Al termine di un vertice europeo la cui agenda ha spaziato dalla crisi del Covid-19 ai rapporti con la Russia, passando per la spinosa questione dell’Ungheria e il rispetto dello Stato di diritto, Enrico Letta si è concesso una lunga intervista a France 24. Il segretario nazionale del Partito Democratico è tornato a chiedere sanzioni per i Paesi più omotransfobici del Vecchio Continente, Ungheria in testa
“Questo atteggiamento contro i diritti delle persone omosessuali è insopportabile”, ha tuonato Letta, preoccupato dal fatto che “l’Ungheria stia cambiando il discorso sullo stato di diritto in Europa”. “L’Unione Europea deve prendere una posizione chiara e dura” contro il Paese, perché “è una linea rossa che Viktor Orban non può superare”.

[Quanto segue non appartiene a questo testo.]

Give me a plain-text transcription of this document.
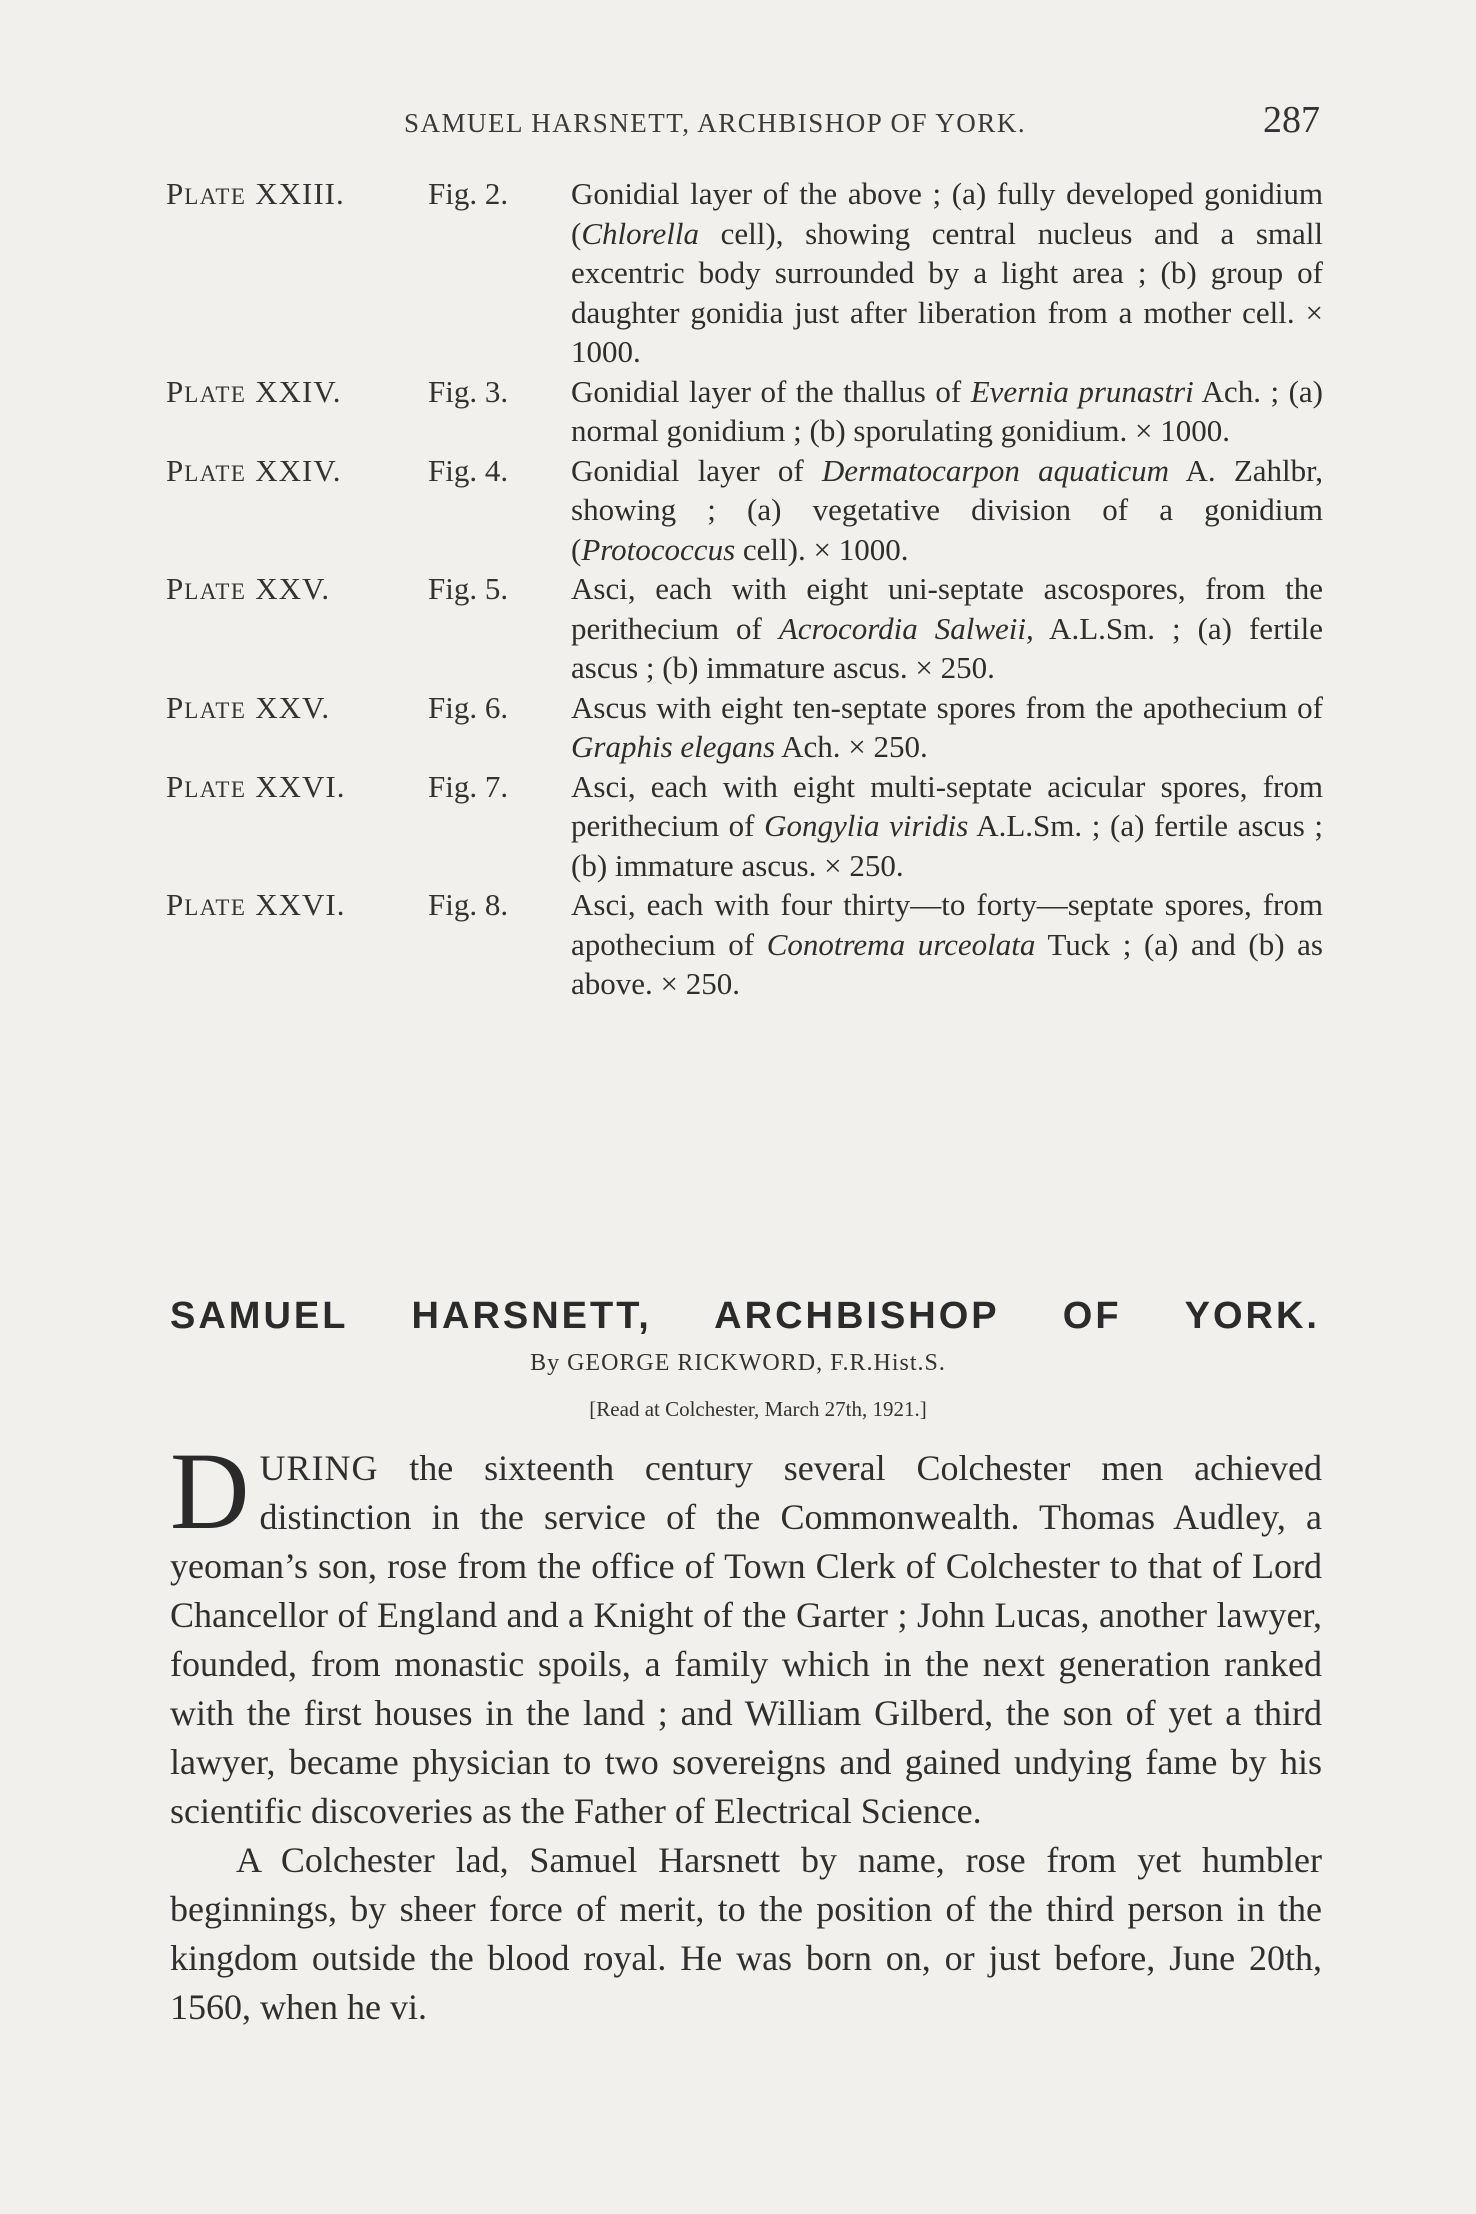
SAMUEL HARSNETT, ARCHBISHOP OF YORK.	287
PLATE XXIII.	Fig. 2.	Gonidial layer of the above ; (a) fully developed gonidium (Chlorella cell), showing central nucleus and a small excentric body surrounded by a light area ; (b) group of daughter gonidia just after liberation from a mother cell. × 1000.
PLATE XXIV.	Fig. 3.	Gonidial layer of the thallus of Evernia prunastri Ach. ; (a) normal gonidium ; (b) sporulating gonidium. × 1000.
PLATE XXIV.	Fig. 4.	Gonidial layer of Dermatocarpon aquaticum A. Zahlbr, showing ; (a) vegetative division of a gonidium (Protococcus cell). × 1000.
PLATE XXV.	Fig. 5.	Asci, each with eight uni-septate ascospores, from the perithecium of Acrocordia Salweii, A.L.Sm. ; (a) fertile ascus ; (b) immature ascus. × 250.
PLATE XXV.	Fig. 6.	Ascus with eight ten-septate spores from the apothecium of Graphis elegans Ach. × 250.
PLATE XXVI.	Fig. 7.	Asci, each with eight multi-septate acicular spores, from perithecium of Gongylia viridis A.L.Sm. ; (a) fertile ascus ; (b) immature ascus. × 250.
PLATE XXVI.	Fig. 8.	Asci, each with four thirty—to forty—septate spores, from apothecium of Conotrema urceolata Tuck ; (a) and (b) as above. × 250.
SAMUEL HARSNETT, ARCHBISHOP OF YORK.
By GEORGE RICKWORD, F.R.Hist.S.
[Read at Colchester, March 27th, 1921.]

DURING the sixteenth century several Colchester men achieved distinction in the service of the Commonwealth. Thomas Audley, a yeoman’s son, rose from the office of Town Clerk of Colchester to that of Lord Chancellor of England and a Knight of the Garter ; John Lucas, another lawyer, founded, from monastic spoils, a family which in the next generation ranked with the first houses in the land ; and William Gilberd, the son of yet a third lawyer, became physician to two sovereigns and gained undying fame by his scientific discoveries as the Father of Electrical Science.

A Colchester lad, Samuel Harsnett by name, rose from yet humbler beginnings, by sheer force of merit, to the position of the third person in the kingdom outside the blood royal. He was born on, or just before, June 20th, 1560, when he vi.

Parole chiare, quelle dell’ex premier, che a Berlino aveva già detto che “o si sta con Orban, oppure si sta con i valori europei di rispetto e tolleranza. I piedi in due staffe no. Quello è solo opportunismo”. “C’è chi sta con Orban. Noi stiamo con l’anti Orban, Gergely Karácsony, sindaco di Budapest. A Berlino abbiamo fatto un patto di azione comune, contro gli oscurantismi e per i valori di libertà e tolleranza”.
Tornato in Italia, Letta ha garantito il suo totale appoggio al DDL Zan, nel corso di una nuova diretta con Radio Immagina: “Non abbiamo interlocutori che hanno la voglia o anche la credibilità di migliorare un testo. Si sono messi in testa, dall’inizio, di abbattere il DDL Zan. Punto. Questa è la loro bandiera. Il confronto è tra chi vuole una norma e chi vuole abbattere tutto. Questo è quello che rende molto difficile il tema della mediazione”.